The judge included Pirro in a gag order, and Durst's lawyer said in closing arguments, "If Ms. Pirro kept her mouth shut, none of this would have happened."
Durst's acquittal astonished Pirro.
"I believe that jury in Galveston got that just plain wrong," she said.
Pirro, a popular Republican in an increasingly Democratic county, won three terms as district attorney. But her political career was probably stunted by her husband, attorney Albert Pirro, who acknowledged he fathered a child with another woman and was convicted in 2000 of tax evasion and conspiracy after an embarrassing trial that laid out the couple's lavish lifestyle. She won a third term as district attorney while he was imprisoned.
After leaving office in 2005, Jeanine Pirro announced she would challenge Clinton for a U.S. Senate seat. In declaring her candidacy, however, Pirro misplaced a page of her speech and went silent for 32 seconds. The campaign did not recover, and she gave up after two months, running instead for state attorney general. She lost to current Gov. Andrew Cuomo.
In 2006, Pirro tearfully announced she was being investigated by federal agents over a plan — which she said she never implemented — to secretly record her husband, whom she suspected of having an affair. She was never charged.
The Pirros divorced in 2013. They have two grown children.
When Pirro, 63, attended Durst's bail hearing in New Orleans last week, defense attorney Dick DeGuerin told the judge that Pirro was a potential witness, and on Wednesday, the defense asked the judge to subpoena her. DeGuerin said he thinks "she's being untruthful" when she says she planned to interview Berman before she was killed.
Ellen Strauss, a longtime friend of Kathie Durst, said Thursday that she had tried but failed to get Pirro to see Berman and that Pirro is engaging in "historical revisionism" on the subject of Berman. Pirro issued a statement saying, "This is about establishing the guilt of Robert Durst.

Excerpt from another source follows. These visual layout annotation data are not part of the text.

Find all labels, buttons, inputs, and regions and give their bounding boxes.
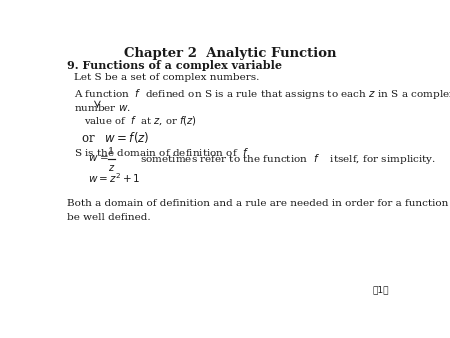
Text: or   $w = f\left(z\right)$: or $w = f\left(z\right)$ xyxy=(81,129,149,145)
Text: Let S be a set of complex numbers.: Let S be a set of complex numbers. xyxy=(74,73,259,82)
Text: Both a domain of definition and a rule are needed in order for a function to: Both a domain of definition and a rule a… xyxy=(67,199,450,208)
Text: S is the domain of definition of  $f$: S is the domain of definition of $f$ xyxy=(74,146,249,158)
Text: value of  $f$  at $z$, or $f(z)$: value of $f$ at $z$, or $f(z)$ xyxy=(84,114,197,127)
Text: $z$: $z$ xyxy=(108,163,115,173)
Text: sometimes refer to the function  $f$    itself, for simplicity.: sometimes refer to the function $f$ itse… xyxy=(140,152,436,167)
Text: 1: 1 xyxy=(108,147,114,155)
Text: be well defined.: be well defined. xyxy=(67,213,150,222)
Text: $w$ =: $w$ = xyxy=(88,153,109,164)
Text: Chapter 2  Analytic Function: Chapter 2 Analytic Function xyxy=(124,47,337,60)
Text: A function  $f$  defined on S is a rule that assigns to each $z$ in S a complex: A function $f$ defined on S is a rule th… xyxy=(74,88,450,101)
Text: 9. Functions of a complex variable: 9. Functions of a complex variable xyxy=(67,60,282,71)
Text: number $w$.: number $w$. xyxy=(74,102,131,113)
Text: 第1頁: 第1頁 xyxy=(373,285,389,294)
Text: $w = z^{2}+1$: $w = z^{2}+1$ xyxy=(88,171,140,185)
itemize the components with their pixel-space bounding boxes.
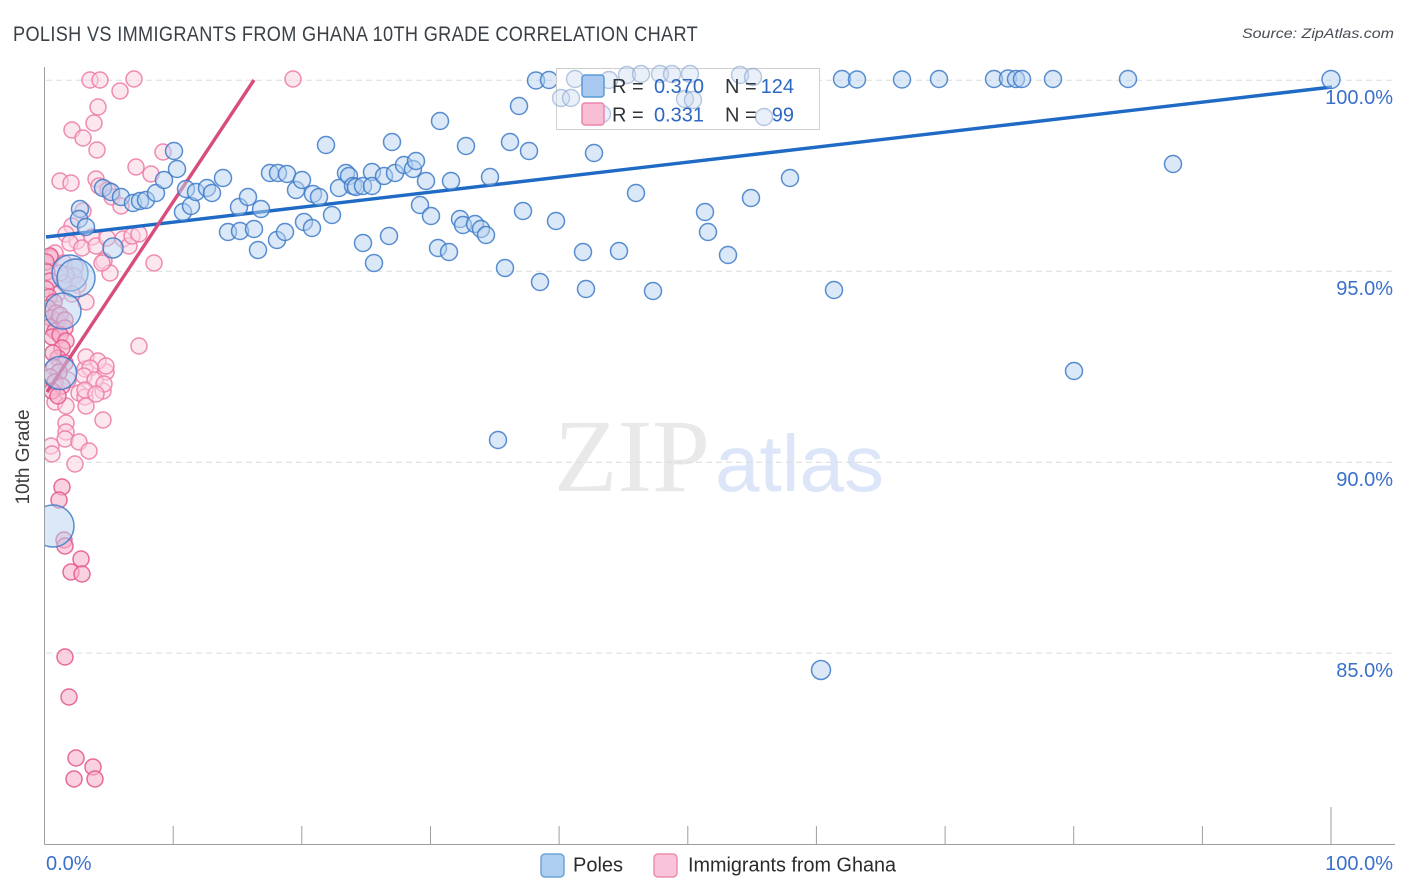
svg-text:Immigrants from Ghana: Immigrants from Ghana (688, 855, 897, 877)
svg-text:100.0%: 100.0% (1325, 87, 1393, 109)
svg-text:0.370: 0.370 (654, 76, 704, 98)
svg-text:R =: R = (612, 104, 644, 126)
svg-text:85.0%: 85.0% (1336, 660, 1393, 682)
svg-text:ZIP: ZIP (554, 399, 710, 514)
svg-text:124: 124 (761, 76, 794, 98)
svg-text:Poles: Poles (573, 855, 623, 877)
svg-text:POLISH VS IMMIGRANTS FROM GHAN: POLISH VS IMMIGRANTS FROM GHANA 10TH GRA… (13, 22, 698, 46)
svg-text:10th Grade: 10th Grade (13, 409, 34, 504)
svg-text:100.0%: 100.0% (1325, 853, 1393, 875)
svg-text:Source: ZipAtlas.com: Source: ZipAtlas.com (1242, 25, 1394, 41)
svg-text:90.0%: 90.0% (1336, 469, 1393, 491)
svg-text:95.0%: 95.0% (1336, 278, 1393, 300)
svg-text:N =: N = (725, 76, 757, 98)
svg-text:N =: N = (725, 104, 757, 126)
svg-text:atlas: atlas (715, 419, 884, 508)
svg-text:0.331: 0.331 (654, 104, 704, 126)
svg-text:R =: R = (612, 76, 644, 98)
svg-text:99: 99 (772, 104, 794, 126)
svg-text:0.0%: 0.0% (46, 853, 92, 875)
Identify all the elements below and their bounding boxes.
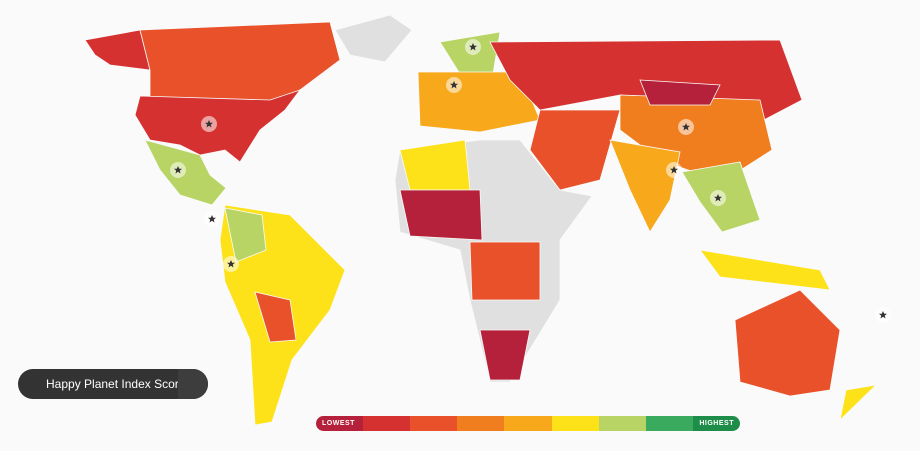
- star-marker[interactable]: [666, 162, 682, 178]
- greenland: [334, 14, 413, 63]
- mongolia: [639, 79, 721, 106]
- star-marker[interactable]: [204, 211, 220, 227]
- legend-label: LOWEST: [322, 420, 355, 427]
- score-button[interactable]: Happy Planet Index Score: [18, 369, 208, 399]
- legend-swatch: HIGHEST: [692, 416, 740, 431]
- legend-swatch: [504, 416, 552, 431]
- legend-swatch: [457, 416, 505, 431]
- south-africa: [479, 329, 531, 381]
- australia: [734, 289, 841, 397]
- usa: [134, 89, 302, 163]
- west-africa: [399, 189, 483, 241]
- legend-swatch: [598, 416, 646, 431]
- alaska: [84, 29, 151, 71]
- legend-label: HIGHEST: [699, 420, 734, 427]
- india: [609, 139, 681, 233]
- star-marker[interactable]: [875, 307, 891, 323]
- star-marker[interactable]: [223, 256, 239, 272]
- indonesia: [699, 249, 831, 291]
- star-marker[interactable]: [201, 116, 217, 132]
- algeria: [399, 139, 471, 191]
- star-marker[interactable]: [170, 162, 186, 178]
- bolivia: [254, 291, 297, 343]
- legend-swatch: [645, 416, 693, 431]
- new-zealand: [839, 384, 878, 422]
- star-marker[interactable]: [678, 119, 694, 135]
- star-marker[interactable]: [446, 77, 462, 93]
- middle-east: [529, 109, 621, 191]
- legend-swatch: [551, 416, 599, 431]
- star-marker[interactable]: [710, 190, 726, 206]
- legend-swatch: [410, 416, 458, 431]
- legend-swatch: LOWEST: [316, 416, 364, 431]
- colombia: [224, 207, 267, 263]
- countries: [84, 14, 878, 426]
- star-marker[interactable]: [465, 39, 481, 55]
- color-legend: LOWEST HIGHEST: [316, 416, 740, 431]
- legend-swatch: [363, 416, 411, 431]
- central-africa: [469, 241, 541, 301]
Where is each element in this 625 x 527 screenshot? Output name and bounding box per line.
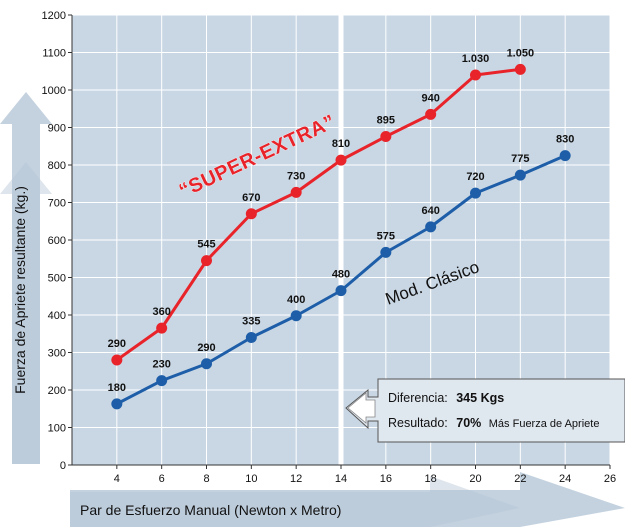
data-point (425, 221, 437, 233)
data-point (290, 186, 302, 198)
data-point (290, 310, 302, 322)
series-line-0 (115, 67, 521, 362)
difference-callout: Diferencia: 345 Kgs Resultado: 70% Más F… (345, 378, 625, 443)
series-group: 290 360 545 670 730 810 895 940 1.030 1.050 180 230… (108, 47, 574, 410)
x-axis-arrow-back (70, 476, 520, 527)
data-point (514, 169, 526, 181)
data-label: 545 (197, 239, 215, 251)
data-point (201, 358, 212, 370)
svg-text:Diferencia: 345 Kgs: Diferencia: 345 Kgs (388, 391, 504, 405)
data-label: 640 (421, 205, 439, 217)
data-label: 290 (197, 342, 215, 354)
y-axis-arrow (0, 92, 52, 464)
data-point (201, 255, 212, 267)
x-tick-label: 8 (203, 473, 209, 485)
data-point (470, 69, 481, 81)
y-tick-label: 0 (60, 460, 66, 472)
data-label: 360 (152, 306, 170, 318)
data-point (111, 354, 123, 366)
data-label: 1.030 (462, 53, 490, 65)
data-label: 335 (242, 316, 260, 328)
callout-shape (345, 378, 625, 443)
callout-difference-label: Diferencia: (388, 391, 448, 405)
data-point (470, 187, 481, 199)
y-tick-label: 1100 (42, 48, 66, 60)
data-label: 830 (556, 134, 574, 146)
x-tick-label: 24 (559, 473, 571, 485)
data-label: 180 (108, 382, 126, 394)
x-tick-label: 18 (425, 473, 437, 485)
y-axis-arrow-upper (0, 162, 52, 464)
data-label: 290 (108, 338, 126, 350)
x-tick-label: 14 (335, 473, 347, 485)
y-tick-label: 800 (48, 160, 66, 172)
data-label: 720 (466, 171, 484, 183)
x-tick-label: 4 (114, 473, 120, 485)
data-point (335, 154, 347, 166)
data-label: 230 (152, 359, 170, 371)
x-tick-label: 10 (245, 473, 257, 485)
y-tick-label: 400 (48, 310, 66, 322)
data-point (380, 246, 392, 258)
data-label: 730 (287, 170, 305, 182)
data-label: 940 (421, 92, 439, 104)
x-axis-arrow (70, 472, 625, 527)
x-tick-label: 26 (604, 473, 616, 485)
x-axis-title: Par de Esfuerzo Manual (Newton x Metro) (80, 502, 341, 518)
callout-result-label: Resultado: (388, 416, 448, 430)
grid (72, 14, 611, 465)
data-label: 400 (287, 294, 305, 306)
data-point (559, 150, 571, 162)
callout-arrow-icon (347, 392, 376, 424)
y-tick-label: 100 (48, 423, 66, 435)
callout-result-value: 70% (456, 416, 481, 430)
data-label: 670 (242, 192, 260, 204)
data-label: 1.050 (507, 47, 535, 59)
y-tick-label: 300 (48, 348, 66, 360)
y-tick-label: 1000 (42, 85, 66, 97)
data-label: 480 (332, 269, 350, 281)
y-tick-label: 900 (48, 123, 66, 135)
data-point (245, 332, 257, 343)
x-tick-label: 12 (290, 473, 302, 485)
data-point (425, 108, 437, 120)
data-point (335, 285, 347, 297)
axes (68, 14, 611, 469)
data-point (514, 63, 526, 75)
y-axis-title: Fuerza de Apriete resultante (kg.) (12, 186, 28, 394)
svg-text:Resultado: 70% Más: Resultado: 70% Más Fuerza de Apriete (388, 416, 599, 430)
x-tick-label: 6 (159, 473, 165, 485)
x-tick-label: 22 (514, 473, 526, 485)
y-tick-label: 700 (48, 198, 66, 210)
x-tick-label: 16 (380, 473, 392, 485)
data-label: 895 (377, 115, 395, 127)
callout-difference-value: 345 Kgs (456, 391, 504, 405)
y-tick-label: 500 (48, 273, 66, 285)
data-label: 775 (511, 153, 529, 165)
y-tick-label: 1200 (42, 10, 66, 22)
x-tick-labels: 4 6 8 10 12 14 16 18 20 22 24 26 (114, 473, 616, 485)
data-point (156, 375, 168, 387)
data-label: 810 (332, 138, 350, 150)
y-tick-label: 200 (48, 385, 66, 397)
data-point (380, 131, 392, 142)
data-label: 575 (377, 230, 395, 242)
data-point (245, 208, 257, 220)
data-point (156, 322, 168, 334)
x-tick-label: 20 (469, 473, 481, 485)
callout-result-text: Más Fuerza de Apriete (489, 418, 600, 430)
y-tick-labels: 0 100 200 300 400 500 600 700 800 900 1000 1100 1200 (42, 10, 66, 472)
y-tick-label: 600 (48, 235, 66, 247)
data-point (111, 398, 123, 410)
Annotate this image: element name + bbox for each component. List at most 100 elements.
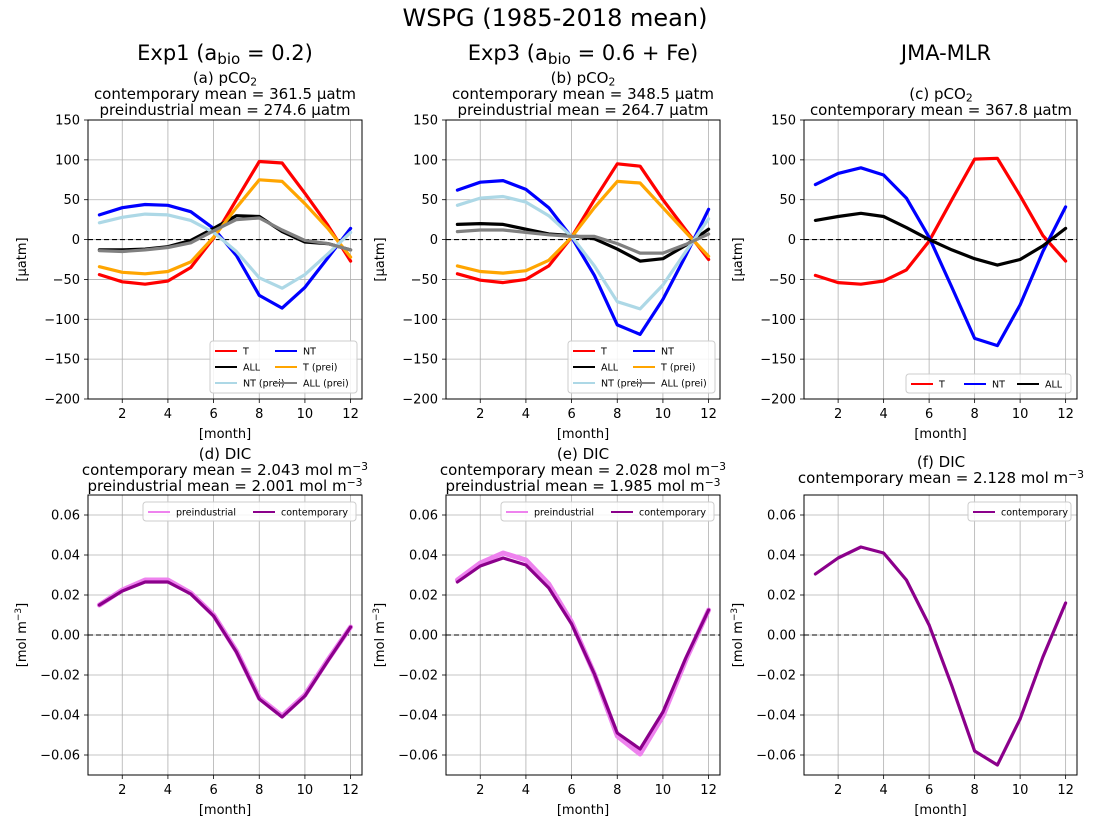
- x-tick-label: 10: [297, 407, 314, 422]
- chart-c: 2 4 6 8 10 12 −200 −150 −100 −50 0 50 100 150 [month] […: [731, 114, 1078, 442]
- legend: T NT ALL T (prei) NT (prei) ALL (prei): [209, 340, 358, 394]
- x-tick-label: 8: [970, 783, 978, 798]
- x-tick-label: 10: [655, 407, 672, 422]
- column-title-exp3: Exp3 (abio = 0.6 + Fe): [467, 41, 699, 68]
- y-tick-label: 0.06: [51, 509, 80, 524]
- y-tick-label: 150: [771, 114, 796, 129]
- legend-entry-label: contemporary: [1001, 508, 1068, 519]
- x-axis-label: [month]: [557, 427, 609, 442]
- series-line-all: [813, 211, 1068, 267]
- series-line-all-prei: [455, 228, 711, 255]
- panel-b-contemporary-mean: contemporary mean = 348.5 μatm: [451, 85, 715, 103]
- legend-box: [905, 373, 1072, 394]
- x-tick-label: 6: [209, 783, 217, 798]
- y-tick-label: −50: [411, 273, 438, 288]
- series-line-t: [455, 162, 711, 285]
- y-tick-label: −0.02: [398, 669, 438, 684]
- panel-e-preindustrial-mean: preindustrial mean = 1.985 mol m−3: [445, 476, 721, 495]
- y-tick-label: 0.06: [767, 509, 796, 524]
- x-tick-label: 8: [255, 407, 263, 422]
- y-tick-label: 0: [430, 233, 438, 248]
- legend-entry-label: ALL: [1045, 380, 1063, 391]
- y-tick-label: −100: [44, 313, 80, 328]
- plot-frame: [803, 494, 1078, 776]
- panel-d-contemporary-mean: contemporary mean = 2.043 mol m−3: [81, 460, 369, 479]
- x-tick-label: 12: [342, 783, 359, 798]
- chart-e: 2 4 6 8 10 12 −0.06 −0.04 −0.02 0.00 0.02 0.04 0.06 […: [372, 494, 721, 818]
- panel-b-label: (b) pCO2: [550, 69, 616, 89]
- y-tick-label: 50: [779, 193, 796, 208]
- panel-title-f: (f) DIC contemporary mean = 2.128 mol m−…: [771, 454, 1110, 486]
- y-axis-label: [μatm]: [373, 237, 388, 281]
- plot-frame: [87, 119, 363, 400]
- x-tick-label: 6: [925, 783, 933, 798]
- legend-entry-label: preindustrial: [176, 508, 236, 519]
- y-tick-label: −0.04: [756, 709, 796, 724]
- series-line-t: [813, 156, 1068, 286]
- x-tick-label: 2: [476, 407, 484, 422]
- chart-f: 2 4 6 8 10 12 −0.06 −0.04 −0.02 0.00 0.02 0.04 0.06 […: [730, 494, 1078, 818]
- series-line-contemporary: [455, 556, 711, 751]
- x-axis-label: [month]: [914, 427, 966, 442]
- x-tick-label: 6: [567, 407, 575, 422]
- x-tick-label: 2: [476, 783, 484, 798]
- series-line-preindustrial: [96, 577, 354, 719]
- panel-c-label: (c) pCO2: [909, 85, 973, 105]
- y-tick-label: −0.02: [756, 669, 796, 684]
- x-axis-label: [month]: [557, 803, 609, 818]
- legend-entry-label: contemporary: [639, 508, 706, 519]
- x-tick-label: 2: [118, 407, 126, 422]
- y-tick-label: 150: [413, 114, 438, 129]
- x-tick-label: 8: [613, 407, 621, 422]
- legend-entry-label: ALL: [601, 363, 619, 374]
- legend-entry-label: preindustrial: [534, 508, 594, 519]
- panel-d-label: (d) DIC: [198, 445, 252, 463]
- y-tick-label: 50: [63, 193, 80, 208]
- x-tick-label: 12: [1057, 783, 1074, 798]
- x-axis-label: [month]: [199, 803, 251, 818]
- series-line-preindustrial: [454, 550, 712, 757]
- panel-title-e: (e) DIC contemporary mean = 2.028 mol m−…: [413, 446, 753, 494]
- x-tick-label: 10: [297, 783, 314, 798]
- y-tick-label: −200: [760, 393, 796, 408]
- y-tick-label: −0.02: [40, 669, 80, 684]
- panel-f-contemporary-mean: contemporary mean = 2.128 mol m−3: [797, 468, 1085, 487]
- figure-title: WSPG (1985-2018 mean): [402, 4, 708, 32]
- series-line-nt-prei: [97, 212, 353, 290]
- x-tick-label: 4: [164, 407, 172, 422]
- panel-e-label: (e) DIC: [556, 445, 610, 463]
- x-tick-label: 8: [970, 407, 978, 422]
- y-tick-label: −0.04: [40, 709, 80, 724]
- legend: T NT ALL T (prei) NT (prei) ALL (prei): [567, 340, 716, 394]
- y-tick-label: 0.04: [767, 549, 796, 564]
- x-tick-label: 6: [567, 783, 575, 798]
- y-tick-label: 0.02: [409, 589, 438, 604]
- x-tick-label: 2: [834, 407, 842, 422]
- y-tick-label: −0.06: [40, 749, 80, 764]
- panel-e-contemporary-mean: contemporary mean = 2.028 mol m−3: [439, 460, 727, 479]
- legend-entry-label: NT (prei): [243, 379, 285, 390]
- x-tick-label: 12: [700, 407, 717, 422]
- x-tick-label: 6: [209, 407, 217, 422]
- y-tick-label: −100: [402, 313, 438, 328]
- panel-f-label: (f) DIC: [916, 453, 966, 471]
- panel-d-preindustrial-mean: preindustrial mean = 2.001 mol m−3: [87, 476, 363, 495]
- legend-entry-label: ALL (prei): [303, 379, 349, 390]
- panel-a-preindustrial-mean: preindustrial mean = 274.6 μatm: [99, 101, 351, 119]
- y-tick-label: −0.04: [398, 709, 438, 724]
- panel-c-contemporary-mean: contemporary mean = 367.8 μatm: [809, 101, 1073, 119]
- y-axis-label: [μatm]: [15, 237, 30, 281]
- x-tick-label: 6: [925, 407, 933, 422]
- y-axis-label: [mol m−3]: [14, 603, 30, 667]
- series-line-nt-prei: [455, 194, 711, 311]
- legend-box: [967, 501, 1072, 522]
- plot-frame: [445, 494, 721, 776]
- y-tick-label: −100: [760, 313, 796, 328]
- series-line-all-prei: [97, 216, 353, 254]
- legend-entry-label: contemporary: [281, 508, 348, 519]
- y-tick-label: −0.06: [398, 749, 438, 764]
- x-axis-label: [month]: [199, 427, 251, 442]
- x-tick-label: 10: [655, 783, 672, 798]
- panel-b-preindustrial-mean: preindustrial mean = 264.7 μatm: [457, 101, 709, 119]
- legend: contemporary: [967, 501, 1072, 522]
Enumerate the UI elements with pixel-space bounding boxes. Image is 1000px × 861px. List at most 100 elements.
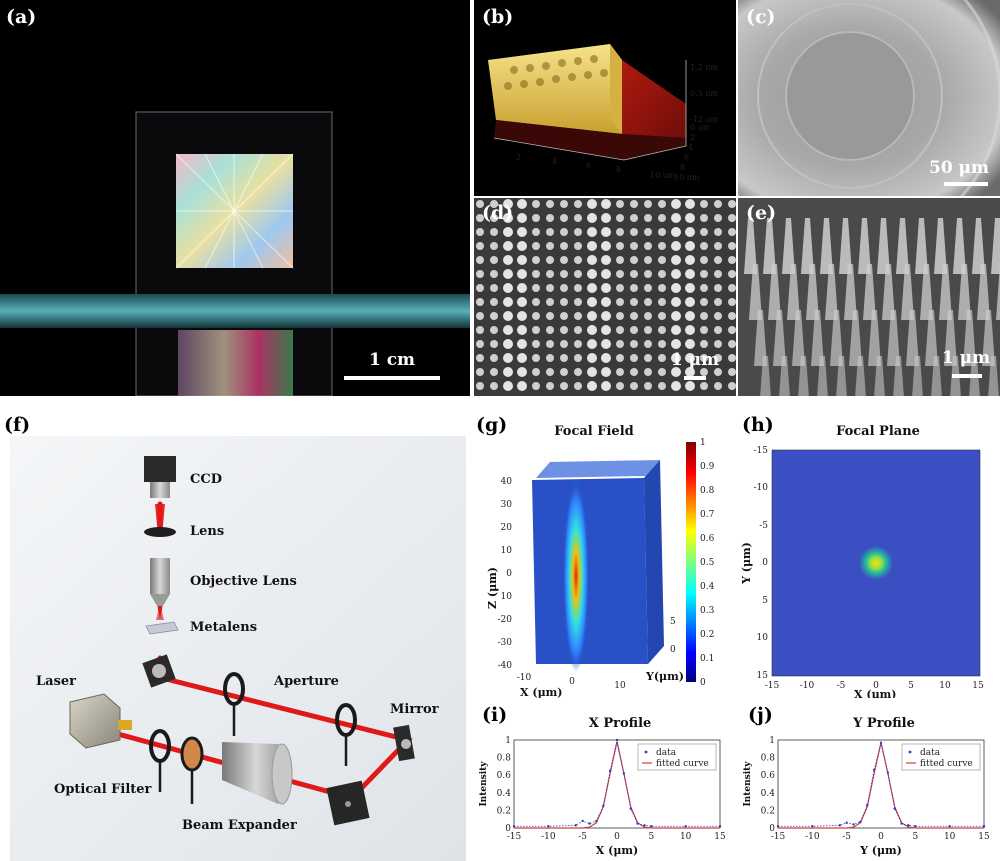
panel-g-title: Focal Field — [554, 424, 634, 439]
panel-h-focal-plane: -15 -10 -5 0 5 10 15 -15 -10 -5 0 5 10 1… — [738, 408, 1000, 698]
focal-spot — [859, 546, 893, 580]
cb-tick-5: 0.5 — [700, 558, 715, 568]
data-point — [684, 825, 687, 828]
pillar — [760, 356, 771, 396]
metalens-sample — [145, 621, 179, 635]
pillar-dot — [671, 297, 681, 307]
focal-field-plot: 1 0.9 0.8 0.7 0.6 0.5 0.4 0.3 0.2 0.1 0 … — [486, 438, 715, 698]
hy-tick-6: 15 — [757, 671, 769, 681]
pillar-dot — [532, 298, 540, 306]
sem-top-view — [738, 0, 1000, 196]
pillar-dot — [587, 339, 597, 349]
pillar — [877, 218, 890, 274]
pillar-dot — [616, 382, 624, 390]
pillar-dot — [644, 214, 652, 222]
pillar-dot — [714, 270, 722, 278]
data-point — [650, 825, 653, 828]
pillar — [830, 310, 843, 366]
data-point — [866, 803, 869, 807]
pillar-dot — [658, 298, 666, 306]
y-tick-label: 0.2 — [497, 806, 511, 816]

Any collateral issues serve only to cloud that fact."
Pirro said she thinks Durst cooperated with "The Jinx," which seemed to uncover new evidence against him, because, "It's all about Robert Durst wanting attention. I think he's a devil and he likes to dance on the edge of a cliff and say, 'Look at me, look at me,' and his money has always gotten him out of things."
She said that when she saw Durst shackled in the New Orleans courtroom, "I said to myself, 'This is where he deserves to be and this is how he deserves to be treated.'"
DeGuerin told the AP, "That's her opinion."